Die geritzten Steine wurden auf "Steilstrecken" verlegt, damit die Pferde besser greifen konnten.
Die "geritzten" Steine (komischer Ausdruck  ::) ) hießen/heißen eigentlich Stollensteine. Nach den Stollen, welche in die Hufeisen der Pferde eingeschraubt wurden. Der Nachfolger der Stollensteine war das Kleinsteinpflaster, welches später auf den steileren Straßen verlegt wurde. Nach dem Ende der Pferdewagen (Ankerbrotpferde usw.) in den früheren 60er-Jahren verlor es diesen Sinn und wurde und wird hauptsächlich aus optischen Gründen oder wegen des höheren Fahrkomforts eingesetzt.

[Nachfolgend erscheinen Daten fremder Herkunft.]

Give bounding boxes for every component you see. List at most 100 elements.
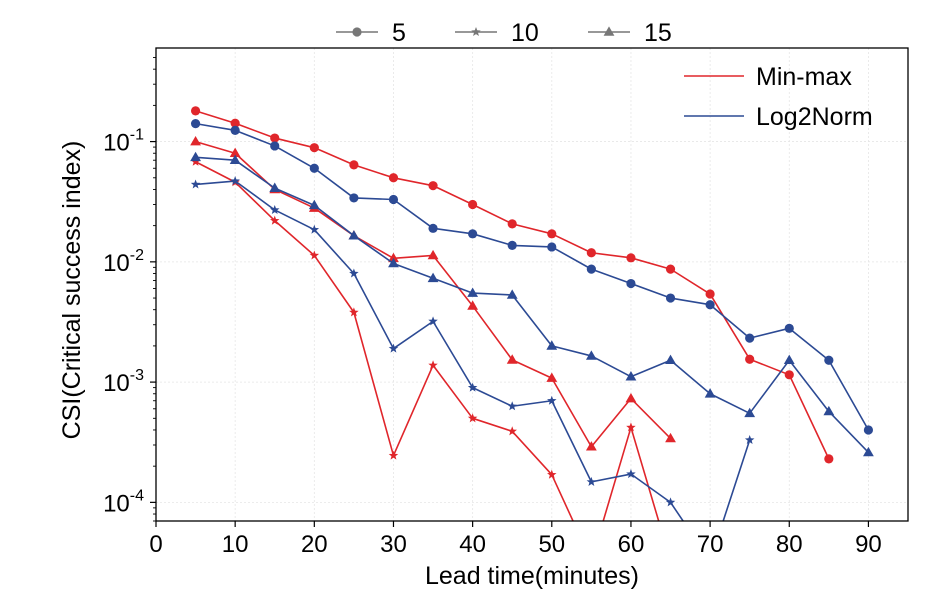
data-point <box>467 287 479 297</box>
legend-label: 15 <box>644 19 672 47</box>
x-tick-label: 70 <box>697 531 724 558</box>
data-point <box>745 354 755 364</box>
data-point <box>468 229 478 239</box>
data-point <box>229 154 241 165</box>
legend-marker-5: 5 <box>336 19 406 47</box>
data-point <box>428 316 438 326</box>
data-point <box>863 425 874 435</box>
legend-markers: 5 10 15 <box>336 19 672 47</box>
data-point <box>665 432 676 443</box>
data-point <box>467 300 479 310</box>
y-tick-label: 10-1 <box>103 127 144 157</box>
y-axis: 10-1 10-2 10-3 10-4 <box>103 57 156 522</box>
data-point <box>190 151 201 162</box>
data-point <box>546 340 558 350</box>
data-point <box>269 215 280 225</box>
x-tick-label: 0 <box>149 531 162 558</box>
data-point <box>823 405 835 416</box>
data-point <box>230 176 240 186</box>
data-point <box>269 182 281 192</box>
data-point <box>704 388 716 398</box>
data-point <box>863 446 874 457</box>
series-log2norm-15 <box>190 151 874 457</box>
data-point <box>784 323 794 333</box>
legend-method-log2norm: Log2Norm <box>684 103 873 131</box>
x-tick-label: 50 <box>538 531 565 558</box>
data-point <box>388 450 399 460</box>
x-axis-label: Lead time(minutes) <box>425 562 639 590</box>
data-point <box>349 160 359 170</box>
series-log2norm-5 <box>190 119 874 435</box>
data-point <box>190 179 201 189</box>
legend-symbol <box>471 27 481 37</box>
y-tick-label: 10-4 <box>103 487 144 517</box>
x-tick-label: 30 <box>380 531 407 558</box>
data-point <box>428 181 438 191</box>
data-point <box>626 253 636 263</box>
data-point <box>586 264 596 274</box>
data-point <box>665 497 676 507</box>
data-point <box>824 454 834 464</box>
legend-symbol <box>603 26 615 36</box>
data-point <box>308 199 320 210</box>
data-point <box>784 370 794 380</box>
series-line <box>195 156 869 454</box>
data-point <box>625 371 637 381</box>
x-tick-label: 60 <box>618 531 645 558</box>
legend-label: Min-max <box>756 63 852 91</box>
data-point <box>507 426 517 436</box>
series-log2norm-10 <box>190 176 755 521</box>
data-point <box>547 395 557 405</box>
series-layer <box>190 106 874 521</box>
legend-methods: Min-max Log2Norm <box>684 63 873 131</box>
data-point <box>783 354 795 365</box>
data-point <box>428 223 438 233</box>
data-point <box>309 163 319 173</box>
legend-symbol <box>352 27 362 37</box>
data-point <box>626 469 636 479</box>
data-point <box>388 343 399 353</box>
data-point <box>507 401 517 411</box>
data-point <box>585 350 597 360</box>
data-point <box>190 119 201 129</box>
x-tick-label: 80 <box>776 531 803 558</box>
series-min-max-5 <box>190 106 834 464</box>
data-point <box>349 193 359 203</box>
data-point <box>230 125 240 135</box>
data-point <box>388 173 399 183</box>
data-point <box>269 204 280 215</box>
data-point <box>230 118 240 128</box>
y-tick-label: 10-3 <box>103 367 144 397</box>
data-point <box>547 469 557 479</box>
data-point <box>824 355 834 365</box>
data-point <box>270 133 280 143</box>
x-axis: 0 10 20 30 40 50 60 70 80 90 <box>149 521 882 558</box>
data-point <box>388 194 399 205</box>
data-point <box>388 257 399 268</box>
x-tick-label: 90 <box>855 531 882 558</box>
data-point <box>388 252 399 263</box>
data-point <box>665 293 676 303</box>
y-tick-label: 10-2 <box>103 247 144 277</box>
x-tick-label: 40 <box>459 531 486 558</box>
data-point <box>427 272 439 283</box>
data-point <box>427 249 439 260</box>
data-point <box>309 143 319 153</box>
data-point <box>626 278 636 289</box>
legend-method-min-max: Min-max <box>684 63 852 91</box>
data-point <box>665 354 676 365</box>
legend-marker-15: 15 <box>588 19 672 47</box>
data-point <box>190 135 201 146</box>
data-point <box>705 289 715 299</box>
data-point <box>349 268 359 278</box>
legend-label: 5 <box>392 19 406 47</box>
data-point <box>270 141 280 151</box>
data-point <box>547 242 557 252</box>
data-point <box>190 106 201 116</box>
data-point <box>467 382 478 392</box>
legend-marker-10: 10 <box>455 19 539 47</box>
data-point <box>705 300 715 310</box>
legend-label: 10 <box>511 19 539 47</box>
data-point <box>309 250 320 260</box>
series-line <box>195 122 870 431</box>
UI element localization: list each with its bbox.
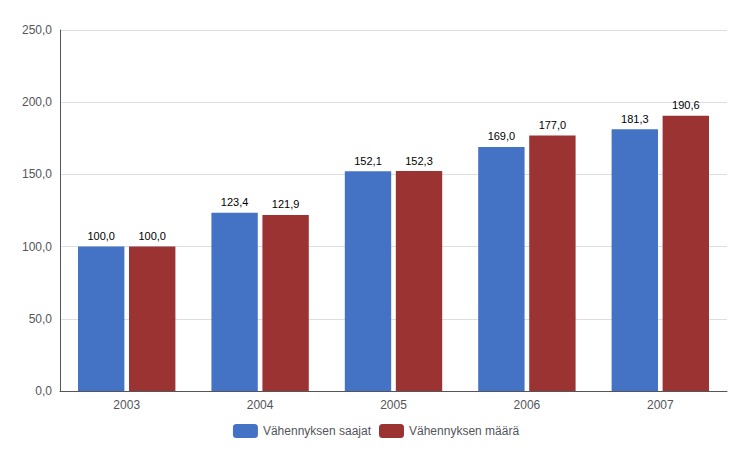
svg-text:123,4: 123,4 (221, 196, 249, 208)
svg-text:2007: 2007 (647, 398, 674, 412)
svg-text:100,0: 100,0 (22, 240, 52, 254)
svg-text:2004: 2004 (247, 398, 274, 412)
svg-text:Vähennyksen saajat: Vähennyksen saajat (263, 424, 372, 438)
svg-text:200,0: 200,0 (22, 95, 52, 109)
svg-text:50,0: 50,0 (29, 312, 53, 326)
svg-text:100,0: 100,0 (87, 230, 115, 242)
svg-text:2003: 2003 (113, 398, 140, 412)
svg-text:100,0: 100,0 (138, 230, 166, 242)
svg-text:169,0: 169,0 (488, 130, 516, 142)
svg-text:2005: 2005 (380, 398, 407, 412)
svg-text:250,0: 250,0 (22, 23, 52, 37)
svg-text:190,6: 190,6 (672, 99, 700, 111)
svg-text:152,1: 152,1 (354, 155, 382, 167)
svg-text:152,3: 152,3 (405, 155, 433, 167)
svg-text:181,3: 181,3 (621, 113, 649, 125)
svg-text:121,9: 121,9 (272, 198, 300, 210)
svg-text:150,0: 150,0 (22, 167, 52, 181)
svg-text:Vähennyksen määrä: Vähennyksen määrä (409, 424, 519, 438)
svg-text:2006: 2006 (514, 398, 541, 412)
svg-text:177,0: 177,0 (539, 119, 567, 131)
svg-text:0,0: 0,0 (35, 384, 52, 398)
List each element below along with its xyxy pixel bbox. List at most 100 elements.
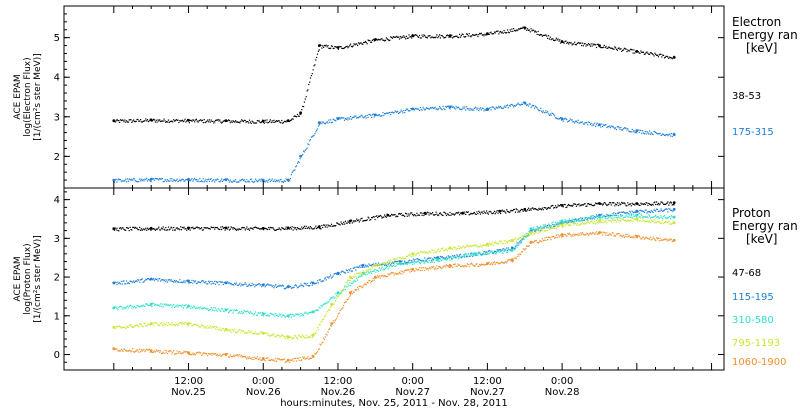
trace-point (407, 269, 409, 271)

Das wurde Anfang der 1990er aus gestalterischen Gründen neu gelegt, obwohl damals bereits die Großflächenplatten Standard waren. Damals hat man gelegentlich noch auf die Optik geachtet.
Da wurde sogar Grassamen ausgestreut, damit es zwischen den Steinen sprießt. Aber während eine Abteilung begrünte, setzte die andere Unkrautvernichtungsmittel und Graszupfer ein, weil das so ungepflegt aussah. Die Platten neben dem Gleis wurden gelegt, weil die (WiLi-)Lkws beim Befahren die Pflastersteine "herauspumpen" und sie dann ständig gerichtet werden müssen. Früher wurden die Steine (zumindest jene direkt neben den Schienen) mit Asphalt vergossen, damit sie vom Verkehr nicht herausgepumt und schräggestellt werden konnten, was dann zur Beschädigung der Bahnräumer der Straßenbahn führte. 
Niemand ist gezwungen meine Meinung zu teilen!